I am a big believer in the practical application of learning, so what I most enjoy about my work is seeing clients apply the principles and learnings that they experience. I love to see how we take complex issues and help make them more accessible to work with.
There is nothing more frustrating than sitting in a classroom, learning theory, then going back to the office and popping it into a drawer and not utilising it. My passion is to help people to become truly aware of their skills, potential impact, and opportunities and how they can work together with people to achieve great things.
I think that working on ourselves should be honest, vulnerable, and fun. I am therefore a stickler for making sure we don’t take ourselves too seriously and enjoy what we are working on to create that “sticky” learning that means we will go on and use it every day.

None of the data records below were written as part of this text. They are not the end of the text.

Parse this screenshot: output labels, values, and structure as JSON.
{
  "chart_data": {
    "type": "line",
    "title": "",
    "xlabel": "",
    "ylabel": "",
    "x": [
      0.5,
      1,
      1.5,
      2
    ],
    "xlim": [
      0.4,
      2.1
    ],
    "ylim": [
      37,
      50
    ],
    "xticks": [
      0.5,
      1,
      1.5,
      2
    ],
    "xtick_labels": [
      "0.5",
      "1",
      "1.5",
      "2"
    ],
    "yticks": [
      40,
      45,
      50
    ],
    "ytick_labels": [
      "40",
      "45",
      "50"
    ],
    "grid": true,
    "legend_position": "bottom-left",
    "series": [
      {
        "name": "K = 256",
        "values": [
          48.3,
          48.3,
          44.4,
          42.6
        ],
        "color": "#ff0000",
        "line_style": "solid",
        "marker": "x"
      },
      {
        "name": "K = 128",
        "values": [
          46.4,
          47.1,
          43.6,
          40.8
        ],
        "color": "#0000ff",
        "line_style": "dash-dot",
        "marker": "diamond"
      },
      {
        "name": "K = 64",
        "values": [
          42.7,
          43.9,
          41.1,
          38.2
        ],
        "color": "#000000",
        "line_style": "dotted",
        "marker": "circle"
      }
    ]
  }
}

What has been your biggest learning experience in the past few years that has shaped the way you approach your work?
My biggest learning has been that there truly is space for so many different approaches and experiences. Leadership is not a qualification to be achieved, it is our mindset, behaviours, and actions that we display (or hide) that shows our true value as a leader. This is a joy to see in those I am working with as clients but also with other coaches, consultants, trainers, and of course, in myself as I grow and learn about myself too.. I believe the real value in a team is in its diversity and alternate views coming together. So often, people can find these differences difficult and challenging but this is, by its nature, one of the most valuable things to gain perspective. This is why I love to work with lots of different people and one of the reasons I joined the RISE Community.
What got you interested in this work, what continues to motivate you, and what do you wish you had known earlier?
After 16 wonderful years, I left Hertfordshire Police in 2013 to start my own business. I had the pleasure of experiencing many roles from Community Inspector to working with Prolific Offenders. This gave me a practical approach to working with people and solving issues internally, with communities, victims, and offenders. As an Inspector, I had a lot of opportunities to see the impact of people in teams and leadership roles. I trained as a coach whilst in the role and began to work with officers who wanted to develop their positive impact. I found that although they were great officers, the transition to leadership was not always an easy one and it was great to be able to help them slow down, get conscious of the wider issues, their own impact and start to design how they want to show up. This was a fascinating subject for me as I was seeing that being technically good at what you do does not necessarily make you a good leader. People need support to transition into these new roles. So, I decided to focus on how to provide this in my coaching practice.
I am continually blessed with seeing people grow and gain confidence in their skills and mindset and seeing teams perform better because those individuals can be a part of the team. This motivates me to continue with the mission to help people create the mindset and behaviours they need to be good leaders.
What do you find valuable about this RISE community? How can we continue to improve the way we bring consultants together?
The RISE community is so wonderfully diverse that I learn something every time I have the opportunity to work with anybody in the group. Because we are all independent and so different from one another, we can challenge our thinking and grow our ideas and respond to our clients’ needs in very different ways. The way in which RISE is so open to looking at things from many perspectives is fresh and invaluable to growth and all the RISE consultants benefit from being able to tap into that collective intelligence.